In fact, the Dow Jones rallied on Tuesday by more than 300 points after Monday’s tech-driven sell-off, which came following Trump’s proposed regulation of firms including Google and Facebook.

However, the greenback has continued to show weakness during Trump’s UK visit, with the GBP/USD earning incremental gains despite continued political pessimism. But how will the Tory leadership contest impact on the markets, and how should traders prepare for the upheaval?


How the Tory Leadership Contest Could Drag down the Pound

In truth, the pound has traded in an ever-depreciating range since the shock EU referendum vote in June 2016, and it continues to remain vulnerable despite recently breaking its worst run against the Euro since the turn of the century.

This trend is expected to continue in the foreseeable future too, with a bleak economic forecast and the ongoing uncertainty created by Brexit capping the progress of the pound against both the Euro and the U.S. Dollar.

Whilst Brexit is undoubtedly hindering the UK’s short and medium-term economic prospects, it’s also creating a huge political divide within the governing Tory party. This will force Prime Minister Theresa May to leave her position shortly after Trump’s visit on the week commencing July 23rd.

So although Oanda has reported incremental GBP gains against its major rivals of late, it continues to stagger into political headwinds that are hard to navigate. As a result, it’s currently trading barely 0.5% above four-month lows and expected to fall lower as the speculation surrounding May’s replacement becomes increasingly intense.

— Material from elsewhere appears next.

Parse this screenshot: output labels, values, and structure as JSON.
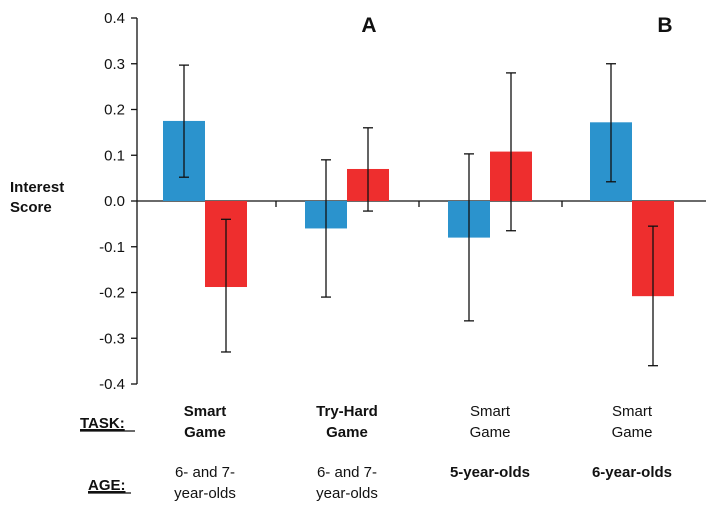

This issue is being compounded by the diversity of candidates on offer, with some keen on securing a deal-oriented Brexit and others happier to consider leaving the EU without a withdrawal agreement in October.

Whilst both outcomes are considered far from ideal for the UK economy, a no-deal Brexit would be incredibly damaging, and the mere prospect of this happening is enough to minimise any sterling rallies in the near-term.


How Should you Prepare for this as a Forex Trader?

Whilst currency traders can leverage this uncertainty in the short-term by hedging against the pound, this is made complicated by the relative weakness of the greenback and the similarly affected Euro.

For those with a longer-term outlook, successful candidate in the Conservative leadership race will have a massive bearing on your strategy.

The overwhelming favourite from the current crop of candidates remains the former foreign secretary Boris Johnson, who would be a controversial choice and is thought to be the most likely to align with the Eurosceptic wing of the party.

This would increase the risk of a no-deal Brexit considerably, which would in turn likely send the pound plummeting to the record lows recorded in the wake of the referendum.

In this instance, hedging against the pound and investing in the USD/GBP pairing would represent a viable strategy for investors. Any subsequent trade deal between the U.S. and the UK would also be heavily stacked in favour of the former, strengthening economic sentiment in the states and driving the greenback higher.